Juan Carlos Antúnez destacaba el partido del ascenso a la máxima categoría; ¿cómo recuerdas ese día?
El mejor día que he pasado en este club. Ver cómo tanta gente que ha luchado por estar en Primera conseguía su sueño a través de nosotras fue alucinante. Si alguien lo merecía era Pablo Ritoré, que tanto ha luchado por todas nosotras. Siempre recordaré el abrazo con toda la gente; en la piña no solo estábamos las jugadoras, estaba toda la familia del Santa Teresa.

¿Sientes responsabilidad al llevar el brazalete en el primer equipo?
No es responsabilidad exactamente. Siento que represento al equipo, pero no soy más que ninguna de mis compañeras.

¿Eres consciente de ser un ejemplo para muchas niñas que quieren comenzar en este deporte?
Me siento muy orgullosa de ello. Cuando llegué no había muchas chicas y el crecimiento ha sido enorme.

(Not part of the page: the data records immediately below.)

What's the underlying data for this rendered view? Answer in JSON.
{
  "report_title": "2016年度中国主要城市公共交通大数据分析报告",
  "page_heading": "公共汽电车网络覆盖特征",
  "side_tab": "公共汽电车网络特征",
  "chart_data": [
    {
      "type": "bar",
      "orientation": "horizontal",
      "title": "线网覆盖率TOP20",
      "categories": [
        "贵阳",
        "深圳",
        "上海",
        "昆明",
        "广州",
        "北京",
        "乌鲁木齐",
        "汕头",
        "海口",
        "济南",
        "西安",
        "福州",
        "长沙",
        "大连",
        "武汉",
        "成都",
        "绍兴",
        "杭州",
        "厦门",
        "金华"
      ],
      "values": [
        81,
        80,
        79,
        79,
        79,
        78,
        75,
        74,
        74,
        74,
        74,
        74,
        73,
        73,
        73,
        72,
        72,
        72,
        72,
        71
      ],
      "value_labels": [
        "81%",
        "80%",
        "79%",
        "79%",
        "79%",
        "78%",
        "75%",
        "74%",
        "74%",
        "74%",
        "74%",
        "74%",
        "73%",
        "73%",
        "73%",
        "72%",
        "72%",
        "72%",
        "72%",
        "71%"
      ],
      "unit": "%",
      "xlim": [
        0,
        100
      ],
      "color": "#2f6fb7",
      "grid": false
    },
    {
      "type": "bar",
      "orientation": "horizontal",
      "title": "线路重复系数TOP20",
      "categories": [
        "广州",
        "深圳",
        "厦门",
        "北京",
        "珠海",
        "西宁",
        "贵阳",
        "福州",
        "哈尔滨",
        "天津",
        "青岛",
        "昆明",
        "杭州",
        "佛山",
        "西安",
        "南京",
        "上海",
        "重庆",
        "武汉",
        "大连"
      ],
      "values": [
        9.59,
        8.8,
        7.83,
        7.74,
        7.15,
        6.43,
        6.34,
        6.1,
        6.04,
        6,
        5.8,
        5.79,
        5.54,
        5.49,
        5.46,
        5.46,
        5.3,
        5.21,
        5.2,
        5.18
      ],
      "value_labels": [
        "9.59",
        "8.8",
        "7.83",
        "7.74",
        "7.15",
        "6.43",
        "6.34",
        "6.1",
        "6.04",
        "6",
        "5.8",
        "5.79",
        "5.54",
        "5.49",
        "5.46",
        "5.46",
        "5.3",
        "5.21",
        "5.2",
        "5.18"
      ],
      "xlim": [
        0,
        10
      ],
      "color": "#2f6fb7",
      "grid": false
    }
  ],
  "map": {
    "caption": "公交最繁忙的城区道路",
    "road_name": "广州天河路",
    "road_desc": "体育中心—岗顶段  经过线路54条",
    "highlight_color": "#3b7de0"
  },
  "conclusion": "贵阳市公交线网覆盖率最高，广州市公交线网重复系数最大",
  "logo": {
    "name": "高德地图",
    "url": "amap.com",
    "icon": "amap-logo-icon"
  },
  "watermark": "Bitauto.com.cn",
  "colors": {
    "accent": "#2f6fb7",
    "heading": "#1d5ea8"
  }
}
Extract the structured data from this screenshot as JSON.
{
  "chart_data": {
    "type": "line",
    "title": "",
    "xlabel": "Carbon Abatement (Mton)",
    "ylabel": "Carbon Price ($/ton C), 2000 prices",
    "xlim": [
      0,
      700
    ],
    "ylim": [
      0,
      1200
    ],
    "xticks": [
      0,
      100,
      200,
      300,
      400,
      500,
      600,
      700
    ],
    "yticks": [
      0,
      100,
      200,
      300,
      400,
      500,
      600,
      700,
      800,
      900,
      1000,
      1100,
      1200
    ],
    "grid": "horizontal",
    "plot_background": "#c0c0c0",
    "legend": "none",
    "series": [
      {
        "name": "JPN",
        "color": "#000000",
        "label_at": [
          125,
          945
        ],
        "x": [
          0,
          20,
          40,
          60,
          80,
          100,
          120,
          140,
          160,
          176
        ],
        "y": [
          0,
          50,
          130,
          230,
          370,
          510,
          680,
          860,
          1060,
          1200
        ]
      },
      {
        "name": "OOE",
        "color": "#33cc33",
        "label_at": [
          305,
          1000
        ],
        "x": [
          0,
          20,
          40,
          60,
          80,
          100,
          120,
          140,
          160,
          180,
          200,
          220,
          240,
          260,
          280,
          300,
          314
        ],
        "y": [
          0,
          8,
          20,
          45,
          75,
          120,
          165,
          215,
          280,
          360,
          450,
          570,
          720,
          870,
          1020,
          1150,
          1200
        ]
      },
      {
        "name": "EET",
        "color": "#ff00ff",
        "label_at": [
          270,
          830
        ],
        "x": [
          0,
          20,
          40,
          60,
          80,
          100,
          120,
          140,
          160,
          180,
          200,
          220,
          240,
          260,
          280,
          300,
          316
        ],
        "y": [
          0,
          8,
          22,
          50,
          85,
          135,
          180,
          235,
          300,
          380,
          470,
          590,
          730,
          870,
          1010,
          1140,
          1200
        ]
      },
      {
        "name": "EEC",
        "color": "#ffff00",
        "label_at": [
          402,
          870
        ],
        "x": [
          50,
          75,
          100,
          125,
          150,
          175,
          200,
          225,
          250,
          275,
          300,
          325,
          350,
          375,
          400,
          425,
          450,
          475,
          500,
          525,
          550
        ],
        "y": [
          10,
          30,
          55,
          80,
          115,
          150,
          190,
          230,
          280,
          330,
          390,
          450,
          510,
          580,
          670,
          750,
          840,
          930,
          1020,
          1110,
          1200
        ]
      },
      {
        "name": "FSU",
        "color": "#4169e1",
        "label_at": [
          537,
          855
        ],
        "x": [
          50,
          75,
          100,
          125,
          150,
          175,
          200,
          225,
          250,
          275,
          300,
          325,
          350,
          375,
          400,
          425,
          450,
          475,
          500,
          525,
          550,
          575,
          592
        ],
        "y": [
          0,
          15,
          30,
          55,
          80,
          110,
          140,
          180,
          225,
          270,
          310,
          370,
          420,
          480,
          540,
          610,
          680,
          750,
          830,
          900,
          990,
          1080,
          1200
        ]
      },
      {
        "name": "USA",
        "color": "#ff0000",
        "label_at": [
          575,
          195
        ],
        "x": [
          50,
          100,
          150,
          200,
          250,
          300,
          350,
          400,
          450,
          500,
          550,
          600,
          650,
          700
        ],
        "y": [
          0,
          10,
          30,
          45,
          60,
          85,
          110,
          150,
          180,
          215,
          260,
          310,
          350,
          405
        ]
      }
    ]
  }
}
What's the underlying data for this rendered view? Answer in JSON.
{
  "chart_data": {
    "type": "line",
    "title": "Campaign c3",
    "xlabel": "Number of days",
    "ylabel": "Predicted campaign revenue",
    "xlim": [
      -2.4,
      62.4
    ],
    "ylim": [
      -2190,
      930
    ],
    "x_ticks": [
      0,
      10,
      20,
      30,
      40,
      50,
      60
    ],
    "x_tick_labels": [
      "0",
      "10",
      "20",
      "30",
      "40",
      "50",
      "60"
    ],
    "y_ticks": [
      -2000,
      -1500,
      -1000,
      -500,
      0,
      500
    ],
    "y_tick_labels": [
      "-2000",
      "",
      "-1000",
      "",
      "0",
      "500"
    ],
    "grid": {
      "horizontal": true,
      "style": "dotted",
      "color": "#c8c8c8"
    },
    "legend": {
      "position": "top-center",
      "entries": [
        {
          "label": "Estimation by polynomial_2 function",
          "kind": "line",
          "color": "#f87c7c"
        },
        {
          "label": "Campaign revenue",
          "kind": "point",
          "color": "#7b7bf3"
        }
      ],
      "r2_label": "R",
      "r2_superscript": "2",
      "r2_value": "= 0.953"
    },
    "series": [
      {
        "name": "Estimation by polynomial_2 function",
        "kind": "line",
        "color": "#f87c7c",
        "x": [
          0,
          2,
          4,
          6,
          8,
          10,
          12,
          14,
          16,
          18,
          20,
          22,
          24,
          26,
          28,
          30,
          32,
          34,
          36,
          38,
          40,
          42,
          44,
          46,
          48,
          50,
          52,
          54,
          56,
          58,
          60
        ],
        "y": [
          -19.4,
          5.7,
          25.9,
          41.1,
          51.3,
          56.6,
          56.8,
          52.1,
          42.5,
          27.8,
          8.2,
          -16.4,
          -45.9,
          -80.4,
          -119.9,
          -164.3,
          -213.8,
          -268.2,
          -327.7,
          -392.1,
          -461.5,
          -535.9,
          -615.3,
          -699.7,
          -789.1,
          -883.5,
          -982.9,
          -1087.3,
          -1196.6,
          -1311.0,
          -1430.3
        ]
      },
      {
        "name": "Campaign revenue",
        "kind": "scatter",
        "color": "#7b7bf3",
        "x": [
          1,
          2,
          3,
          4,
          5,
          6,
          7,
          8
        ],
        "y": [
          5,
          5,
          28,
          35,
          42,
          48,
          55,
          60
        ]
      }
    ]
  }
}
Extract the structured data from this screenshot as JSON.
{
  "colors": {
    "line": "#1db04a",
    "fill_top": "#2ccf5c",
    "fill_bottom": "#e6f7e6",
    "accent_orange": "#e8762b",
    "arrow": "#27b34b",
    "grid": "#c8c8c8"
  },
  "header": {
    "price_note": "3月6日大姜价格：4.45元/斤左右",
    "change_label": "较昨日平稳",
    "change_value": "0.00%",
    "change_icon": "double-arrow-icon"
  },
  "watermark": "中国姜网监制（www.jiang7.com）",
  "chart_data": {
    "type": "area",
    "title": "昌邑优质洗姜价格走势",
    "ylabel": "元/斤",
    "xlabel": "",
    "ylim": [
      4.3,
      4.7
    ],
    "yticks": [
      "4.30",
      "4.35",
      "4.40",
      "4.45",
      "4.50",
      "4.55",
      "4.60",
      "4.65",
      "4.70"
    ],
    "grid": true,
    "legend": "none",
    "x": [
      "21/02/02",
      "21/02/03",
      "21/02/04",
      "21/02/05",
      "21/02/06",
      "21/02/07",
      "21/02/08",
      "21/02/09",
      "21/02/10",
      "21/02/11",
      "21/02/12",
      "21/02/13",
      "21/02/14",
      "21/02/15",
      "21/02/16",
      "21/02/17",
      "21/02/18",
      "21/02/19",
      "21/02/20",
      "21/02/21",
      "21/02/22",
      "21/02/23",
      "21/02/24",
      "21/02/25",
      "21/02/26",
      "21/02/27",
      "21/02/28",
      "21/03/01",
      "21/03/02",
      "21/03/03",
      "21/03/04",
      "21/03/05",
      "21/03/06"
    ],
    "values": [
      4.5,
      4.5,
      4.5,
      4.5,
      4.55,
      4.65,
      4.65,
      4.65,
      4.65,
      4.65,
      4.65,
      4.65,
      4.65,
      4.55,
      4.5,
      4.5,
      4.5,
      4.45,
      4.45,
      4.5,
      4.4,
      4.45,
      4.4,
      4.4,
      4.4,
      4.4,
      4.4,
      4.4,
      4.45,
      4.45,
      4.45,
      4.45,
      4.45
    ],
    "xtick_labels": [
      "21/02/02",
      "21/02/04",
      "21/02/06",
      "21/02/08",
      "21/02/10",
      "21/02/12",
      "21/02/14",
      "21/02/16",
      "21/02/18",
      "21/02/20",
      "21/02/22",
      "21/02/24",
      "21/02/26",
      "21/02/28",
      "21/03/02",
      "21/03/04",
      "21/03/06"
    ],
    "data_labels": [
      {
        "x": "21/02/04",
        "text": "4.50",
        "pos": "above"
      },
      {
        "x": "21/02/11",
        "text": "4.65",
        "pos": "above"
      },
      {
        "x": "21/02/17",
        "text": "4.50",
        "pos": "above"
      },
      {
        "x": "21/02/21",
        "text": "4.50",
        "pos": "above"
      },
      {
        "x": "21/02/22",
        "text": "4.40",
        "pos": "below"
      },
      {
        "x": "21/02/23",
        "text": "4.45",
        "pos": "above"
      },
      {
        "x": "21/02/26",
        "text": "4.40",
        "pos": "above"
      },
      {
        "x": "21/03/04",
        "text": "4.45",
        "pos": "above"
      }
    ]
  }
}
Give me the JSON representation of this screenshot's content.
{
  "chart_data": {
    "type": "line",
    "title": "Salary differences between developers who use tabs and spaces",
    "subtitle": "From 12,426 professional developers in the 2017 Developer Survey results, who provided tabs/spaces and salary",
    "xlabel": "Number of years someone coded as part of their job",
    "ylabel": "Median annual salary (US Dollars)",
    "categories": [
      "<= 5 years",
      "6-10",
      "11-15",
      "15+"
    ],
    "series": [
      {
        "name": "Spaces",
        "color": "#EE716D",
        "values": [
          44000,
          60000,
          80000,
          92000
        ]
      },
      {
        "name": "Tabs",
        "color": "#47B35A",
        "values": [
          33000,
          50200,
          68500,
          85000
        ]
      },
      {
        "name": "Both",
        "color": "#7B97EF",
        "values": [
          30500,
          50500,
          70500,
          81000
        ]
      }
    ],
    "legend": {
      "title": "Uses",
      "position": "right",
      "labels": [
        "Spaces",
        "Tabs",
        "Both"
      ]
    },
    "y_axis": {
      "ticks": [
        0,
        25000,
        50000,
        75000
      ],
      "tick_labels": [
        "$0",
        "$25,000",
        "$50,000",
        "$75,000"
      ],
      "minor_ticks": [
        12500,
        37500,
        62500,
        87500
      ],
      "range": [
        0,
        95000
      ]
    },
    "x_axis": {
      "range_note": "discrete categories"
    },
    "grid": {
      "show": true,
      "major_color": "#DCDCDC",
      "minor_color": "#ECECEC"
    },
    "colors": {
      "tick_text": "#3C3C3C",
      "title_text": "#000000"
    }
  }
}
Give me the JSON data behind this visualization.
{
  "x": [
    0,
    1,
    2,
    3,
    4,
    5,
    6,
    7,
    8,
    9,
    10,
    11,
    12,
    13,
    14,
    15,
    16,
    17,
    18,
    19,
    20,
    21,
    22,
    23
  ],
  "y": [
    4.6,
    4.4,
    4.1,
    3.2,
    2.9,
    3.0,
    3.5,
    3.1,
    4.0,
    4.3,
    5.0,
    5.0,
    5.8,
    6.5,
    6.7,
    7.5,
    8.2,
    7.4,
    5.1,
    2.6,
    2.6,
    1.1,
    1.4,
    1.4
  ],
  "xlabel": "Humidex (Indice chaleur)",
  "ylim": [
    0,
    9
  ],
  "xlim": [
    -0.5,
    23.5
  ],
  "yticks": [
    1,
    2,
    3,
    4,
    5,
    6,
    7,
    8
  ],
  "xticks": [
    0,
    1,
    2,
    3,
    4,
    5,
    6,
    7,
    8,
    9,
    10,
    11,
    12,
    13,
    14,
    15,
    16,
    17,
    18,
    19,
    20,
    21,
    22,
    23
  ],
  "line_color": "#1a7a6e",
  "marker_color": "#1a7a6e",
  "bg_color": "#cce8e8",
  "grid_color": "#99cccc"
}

¿Cómo es enfrentarse a equipos como el Atlético de Madrid, Barcelona, Athletic…?
Es por lo que jugamos al fútbol. Enfrentarte a los grandes equipos es lo mejor que te puede pasar en este deporte, y demostrar que podemos ser igual o mejores, como hicimos la pasada temporada, es increíble.

¿El Santa Teresa se enfrenta a su temporada más ilusionante?
Este año queremos mejorar la novena plaza y hay que tener las ideas claras, sabiendo que el primer objetivo es la salvación; aunque el míster no nos deja decirlo mucho, en nuestras cabezas está la octava plaza.

El Santa Teresa cumplirá 20 años en 2018 y lo celebrará con una nueva temporada en Primera División, con nuevas ilusiones y retos muy importantes. Los nombres de Badajoz y Extremadura seguirán recorriendo los campos de la élite del fútbol femenino demostrando que la humildad y el esfuerzo tienen su recompensa. El Santa Teresa es una buena prueba de ello.